Теперь много поэзии: особенно романтической, «Судьбы», «Античные и новые поэмы» Виньи, «Ночи» Мюссе, исторические биографии: «Мария Стюарт» Цвейга, которую я дарю матери на ее День.
«Грозовой перевал» я уже могу прочитать целиком, затем «Игрок», которого я беру в библиотеке матери, «Дитя» Валлеса, «Три повести» и «Саламбо» Флобера, «Евгения Гранде» и «Отец Горио» Бальзака, «Атала», «Натчез», «Последние абенсеражи» и «Замогильные записки» Шатобриана, «Мечтания» Руссо, «Задиг» и «Кандид» Вольтера, «Персидские письма» Монтескье, затем я принимаюсь за «Тысячу и одну ночь», где вижу не только яркие, жестокие, морские, любовные, ночные сцены, но и форму, прихотливость рассказов, вставляемых один в другой, потерю смысла: форма, в которой я вижу сюжетную перипетию, самостоятельное чудо.
Летом 1953 года свержение Моссадыка[271], премьер-министра Ирана, мы видим его в «Пари матч», униженного старика в пижаме, проживающего под надзором в клинике. Моя мать восхищается этим сыном каджарской принцессы, который учится в начале века во Франции, а в 1951 году национализирует иранскую нефть, принадлежавшую тогда Англии.
Моя мать не любит шаха, хотя и сочувствует шахине Сорейе[272], такой красивой, но из-за бездетности обреченной на развод.

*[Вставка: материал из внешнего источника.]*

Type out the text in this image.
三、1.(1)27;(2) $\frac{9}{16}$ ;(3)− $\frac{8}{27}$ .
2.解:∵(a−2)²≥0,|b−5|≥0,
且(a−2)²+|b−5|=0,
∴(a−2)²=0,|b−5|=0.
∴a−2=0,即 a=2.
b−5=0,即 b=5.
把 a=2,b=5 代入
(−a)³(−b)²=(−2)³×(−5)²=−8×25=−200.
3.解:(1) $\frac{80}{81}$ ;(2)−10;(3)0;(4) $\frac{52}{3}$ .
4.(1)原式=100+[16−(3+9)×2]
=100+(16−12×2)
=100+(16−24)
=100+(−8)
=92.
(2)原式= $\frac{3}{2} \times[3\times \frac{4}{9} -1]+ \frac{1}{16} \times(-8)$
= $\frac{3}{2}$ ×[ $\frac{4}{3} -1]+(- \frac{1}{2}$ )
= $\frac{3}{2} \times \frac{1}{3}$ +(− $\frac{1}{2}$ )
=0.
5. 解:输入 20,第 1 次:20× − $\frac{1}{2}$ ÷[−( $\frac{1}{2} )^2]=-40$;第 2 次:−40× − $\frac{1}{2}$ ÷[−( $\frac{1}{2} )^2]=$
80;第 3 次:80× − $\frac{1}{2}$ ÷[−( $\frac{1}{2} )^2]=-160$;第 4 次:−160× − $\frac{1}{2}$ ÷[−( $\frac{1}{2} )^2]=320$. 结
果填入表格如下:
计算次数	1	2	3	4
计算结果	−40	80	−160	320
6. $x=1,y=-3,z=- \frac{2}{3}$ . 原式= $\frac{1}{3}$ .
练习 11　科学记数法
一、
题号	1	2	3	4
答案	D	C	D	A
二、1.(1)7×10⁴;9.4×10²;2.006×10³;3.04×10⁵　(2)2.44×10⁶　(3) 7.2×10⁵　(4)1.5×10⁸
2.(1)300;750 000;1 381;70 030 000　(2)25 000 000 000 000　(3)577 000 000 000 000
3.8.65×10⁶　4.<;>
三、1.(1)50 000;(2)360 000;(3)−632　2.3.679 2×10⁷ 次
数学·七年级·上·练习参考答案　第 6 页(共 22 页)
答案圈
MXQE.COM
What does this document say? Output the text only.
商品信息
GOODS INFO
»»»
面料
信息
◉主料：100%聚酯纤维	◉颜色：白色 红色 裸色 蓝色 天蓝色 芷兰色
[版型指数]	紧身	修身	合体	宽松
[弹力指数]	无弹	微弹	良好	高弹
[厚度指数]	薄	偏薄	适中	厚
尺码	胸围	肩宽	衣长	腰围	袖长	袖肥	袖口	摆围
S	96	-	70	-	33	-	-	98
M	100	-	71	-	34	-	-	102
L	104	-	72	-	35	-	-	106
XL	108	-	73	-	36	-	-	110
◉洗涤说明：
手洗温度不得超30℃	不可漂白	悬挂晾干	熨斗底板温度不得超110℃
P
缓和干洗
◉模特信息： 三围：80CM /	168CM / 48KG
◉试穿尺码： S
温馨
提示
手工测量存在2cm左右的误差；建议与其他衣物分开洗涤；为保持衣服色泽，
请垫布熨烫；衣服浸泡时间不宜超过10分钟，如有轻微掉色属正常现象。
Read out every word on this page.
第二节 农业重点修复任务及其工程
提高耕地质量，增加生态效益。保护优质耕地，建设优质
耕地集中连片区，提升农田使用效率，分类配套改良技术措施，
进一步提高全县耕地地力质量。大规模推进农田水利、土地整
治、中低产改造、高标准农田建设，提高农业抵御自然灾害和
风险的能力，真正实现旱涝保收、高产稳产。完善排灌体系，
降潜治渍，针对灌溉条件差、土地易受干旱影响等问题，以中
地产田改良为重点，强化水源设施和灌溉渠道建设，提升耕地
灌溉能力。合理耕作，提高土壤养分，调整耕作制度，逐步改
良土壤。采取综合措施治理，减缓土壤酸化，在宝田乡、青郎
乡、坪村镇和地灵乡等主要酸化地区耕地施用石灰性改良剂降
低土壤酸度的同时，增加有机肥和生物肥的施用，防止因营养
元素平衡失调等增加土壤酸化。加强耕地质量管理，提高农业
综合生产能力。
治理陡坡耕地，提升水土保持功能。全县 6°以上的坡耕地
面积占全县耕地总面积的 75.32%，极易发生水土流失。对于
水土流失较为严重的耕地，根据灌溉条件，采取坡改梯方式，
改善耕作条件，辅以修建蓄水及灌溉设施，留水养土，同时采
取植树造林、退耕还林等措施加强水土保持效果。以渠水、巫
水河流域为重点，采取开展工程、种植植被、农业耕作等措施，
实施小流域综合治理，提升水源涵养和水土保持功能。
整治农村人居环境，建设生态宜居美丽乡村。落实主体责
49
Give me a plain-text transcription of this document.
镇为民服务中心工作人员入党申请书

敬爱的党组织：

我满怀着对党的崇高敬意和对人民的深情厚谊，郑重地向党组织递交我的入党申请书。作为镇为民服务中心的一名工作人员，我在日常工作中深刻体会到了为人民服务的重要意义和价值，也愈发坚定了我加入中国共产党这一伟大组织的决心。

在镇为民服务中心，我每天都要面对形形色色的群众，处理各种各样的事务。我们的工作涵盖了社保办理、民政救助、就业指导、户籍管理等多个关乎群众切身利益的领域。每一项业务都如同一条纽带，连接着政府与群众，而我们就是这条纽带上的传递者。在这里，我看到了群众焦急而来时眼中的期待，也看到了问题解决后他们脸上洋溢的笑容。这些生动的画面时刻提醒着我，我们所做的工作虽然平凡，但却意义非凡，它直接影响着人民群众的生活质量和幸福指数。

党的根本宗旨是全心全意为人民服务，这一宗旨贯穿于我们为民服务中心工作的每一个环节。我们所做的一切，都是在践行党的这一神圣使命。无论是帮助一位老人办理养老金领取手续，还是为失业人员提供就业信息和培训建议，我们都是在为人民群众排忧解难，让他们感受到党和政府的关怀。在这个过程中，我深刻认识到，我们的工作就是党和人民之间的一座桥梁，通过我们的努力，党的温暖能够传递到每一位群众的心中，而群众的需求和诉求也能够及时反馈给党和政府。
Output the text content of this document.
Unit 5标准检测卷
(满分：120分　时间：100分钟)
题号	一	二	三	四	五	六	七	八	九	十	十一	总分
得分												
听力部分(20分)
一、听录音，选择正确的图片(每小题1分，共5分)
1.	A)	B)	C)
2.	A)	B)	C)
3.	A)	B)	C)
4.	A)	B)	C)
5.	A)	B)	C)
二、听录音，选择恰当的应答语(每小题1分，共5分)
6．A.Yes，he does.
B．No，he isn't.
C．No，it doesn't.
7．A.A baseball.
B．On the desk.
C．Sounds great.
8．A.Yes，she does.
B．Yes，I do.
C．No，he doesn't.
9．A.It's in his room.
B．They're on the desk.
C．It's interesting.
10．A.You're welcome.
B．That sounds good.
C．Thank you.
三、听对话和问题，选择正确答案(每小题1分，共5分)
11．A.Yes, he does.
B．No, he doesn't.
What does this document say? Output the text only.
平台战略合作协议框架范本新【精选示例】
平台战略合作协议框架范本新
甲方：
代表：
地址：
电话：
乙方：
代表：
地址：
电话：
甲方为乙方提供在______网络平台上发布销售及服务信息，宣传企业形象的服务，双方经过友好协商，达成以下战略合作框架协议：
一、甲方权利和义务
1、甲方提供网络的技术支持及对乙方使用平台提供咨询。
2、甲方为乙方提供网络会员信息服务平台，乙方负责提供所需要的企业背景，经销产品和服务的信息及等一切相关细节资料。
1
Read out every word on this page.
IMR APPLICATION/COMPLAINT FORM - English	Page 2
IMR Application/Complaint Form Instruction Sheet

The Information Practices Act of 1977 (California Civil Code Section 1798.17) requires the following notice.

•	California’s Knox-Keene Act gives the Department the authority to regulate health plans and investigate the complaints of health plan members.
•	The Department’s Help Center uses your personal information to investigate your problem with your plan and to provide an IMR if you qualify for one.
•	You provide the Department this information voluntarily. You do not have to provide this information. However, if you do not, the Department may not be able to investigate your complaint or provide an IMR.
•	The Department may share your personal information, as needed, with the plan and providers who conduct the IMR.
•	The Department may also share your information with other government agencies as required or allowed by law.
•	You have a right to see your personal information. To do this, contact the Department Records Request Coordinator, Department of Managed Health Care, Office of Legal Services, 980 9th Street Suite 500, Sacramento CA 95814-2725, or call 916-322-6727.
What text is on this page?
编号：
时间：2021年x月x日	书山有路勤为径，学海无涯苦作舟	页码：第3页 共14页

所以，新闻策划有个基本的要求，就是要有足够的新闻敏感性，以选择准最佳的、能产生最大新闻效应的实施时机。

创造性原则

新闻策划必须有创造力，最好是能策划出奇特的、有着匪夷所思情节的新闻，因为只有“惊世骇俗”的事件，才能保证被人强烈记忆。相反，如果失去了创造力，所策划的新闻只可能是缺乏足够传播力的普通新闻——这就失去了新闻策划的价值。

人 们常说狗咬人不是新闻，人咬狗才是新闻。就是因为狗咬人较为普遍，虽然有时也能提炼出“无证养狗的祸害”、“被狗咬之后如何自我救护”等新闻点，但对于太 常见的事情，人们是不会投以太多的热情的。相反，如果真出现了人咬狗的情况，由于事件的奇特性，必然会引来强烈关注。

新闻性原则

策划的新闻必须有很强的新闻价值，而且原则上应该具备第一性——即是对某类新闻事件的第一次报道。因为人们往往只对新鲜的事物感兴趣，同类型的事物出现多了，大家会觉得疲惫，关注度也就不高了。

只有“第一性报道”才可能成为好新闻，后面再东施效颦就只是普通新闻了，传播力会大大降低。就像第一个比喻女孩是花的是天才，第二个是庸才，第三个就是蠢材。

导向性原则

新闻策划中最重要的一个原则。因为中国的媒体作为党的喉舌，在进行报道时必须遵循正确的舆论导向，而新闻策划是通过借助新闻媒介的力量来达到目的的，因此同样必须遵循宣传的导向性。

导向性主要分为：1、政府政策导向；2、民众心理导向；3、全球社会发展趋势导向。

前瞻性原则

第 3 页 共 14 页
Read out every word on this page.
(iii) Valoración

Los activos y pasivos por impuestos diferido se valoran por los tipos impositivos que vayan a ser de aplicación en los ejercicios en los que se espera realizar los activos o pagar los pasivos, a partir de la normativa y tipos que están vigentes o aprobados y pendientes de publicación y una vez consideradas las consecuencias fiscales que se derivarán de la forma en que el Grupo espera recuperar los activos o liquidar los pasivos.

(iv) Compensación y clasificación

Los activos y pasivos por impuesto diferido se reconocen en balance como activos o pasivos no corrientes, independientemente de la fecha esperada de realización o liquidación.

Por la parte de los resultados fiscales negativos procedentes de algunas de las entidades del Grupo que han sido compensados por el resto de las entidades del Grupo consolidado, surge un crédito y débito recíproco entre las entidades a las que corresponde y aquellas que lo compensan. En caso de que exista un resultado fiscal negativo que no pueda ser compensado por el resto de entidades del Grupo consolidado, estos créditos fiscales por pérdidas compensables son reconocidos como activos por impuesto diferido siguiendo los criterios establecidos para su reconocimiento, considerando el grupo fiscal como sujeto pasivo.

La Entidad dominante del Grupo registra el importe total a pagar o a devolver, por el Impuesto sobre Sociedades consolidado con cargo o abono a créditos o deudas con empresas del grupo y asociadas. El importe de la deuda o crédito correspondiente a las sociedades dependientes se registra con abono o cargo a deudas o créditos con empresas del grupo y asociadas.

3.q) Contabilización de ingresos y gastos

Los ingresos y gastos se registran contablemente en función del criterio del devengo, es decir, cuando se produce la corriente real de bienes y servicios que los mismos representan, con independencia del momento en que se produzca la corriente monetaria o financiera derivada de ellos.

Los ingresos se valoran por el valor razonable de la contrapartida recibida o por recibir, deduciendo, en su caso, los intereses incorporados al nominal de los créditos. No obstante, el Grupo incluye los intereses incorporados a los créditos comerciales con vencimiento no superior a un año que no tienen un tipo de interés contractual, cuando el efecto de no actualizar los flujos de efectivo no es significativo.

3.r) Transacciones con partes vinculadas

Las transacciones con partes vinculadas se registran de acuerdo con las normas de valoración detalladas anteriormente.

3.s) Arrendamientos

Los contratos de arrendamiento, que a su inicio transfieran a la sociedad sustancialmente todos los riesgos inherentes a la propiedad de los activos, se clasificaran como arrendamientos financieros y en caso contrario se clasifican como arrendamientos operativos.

Она считает Иран, древнюю Персию Ксеркса - врага Афин и Александра - и «Тысячи и одной ночи» одной из главных империй, чьи природные богаства принадлежат ей по историческому праву. Поддержка, оказываемая Моссадыку коммунистами, не уменьшает восхищения матери.
*
Я вступаю в Общество св. Викентия де Поля[273]. Основанное в 1833 году в Париже Фредериком Озанамом[274] соратником Ламенне[275] чье «Слово верующего» я тогда читаю, это «общество» состоит из мирян, которые, наряду со своей основной профессией, обязуются регулярно навещать бедных, одиноких, отверженных, помогать им выживать, просто жить.
В коллеже есть одна группа, куда входят ученики и взрослые.
Так, дважды в неделю я навещаю с товарищами забытых стариков и людей помоложе, вдов без пенсии, приживалок, презираемых окружающими.
Одна вдова с красивыми волосами питается впроголодь, не в силах работать из-за артроза в бедре, и живет в лачуге над рукавом реки с замусоренным течением: мы приносим ей риса, макарон, кофе, купленных на свои же карманные деньги и членские взносы старших, и убираем дом.
Так как я полон энтузиазма, она готовит кофе, ставит его на клеенку на своем единственном столе и накрывает своей увядшей ладонью мою.
Крыса, поднявшаяся от реки, запрыгивает в окно на приоткрытый ящик для угля и падает в перекатывающиеся овальные брикеты.
Я задумываюсь, развлечь ли вдову еще немного или лучше остановиться, чтобы не обидеть, она видит мою растерянность и кладет мою руку обратно на липкий стол. Я пью кофе и рассказываю ей о короле Лире, Эдгаре, шуте, поедающем дохлых крыс.
Другое жилище: мрачная, зловонная конура наверху высокого лестничного пролета, переполненная детьми в грязном белье. Черствая и почти немая старуха с порога вырывает у нас из рук пакеты риса и сахара, а другой рукой швыряет нам в живот свою швабру и половую щетку: необходимо убирать каждую неделю. Эта старуха так сильно зализывает волосы на черепе, что мне они кажутся не волосами, а другой субстанцией, какой-то навозной карамелью, отчего меня рвет на выходе, так как я воображаю, что должен это съесть.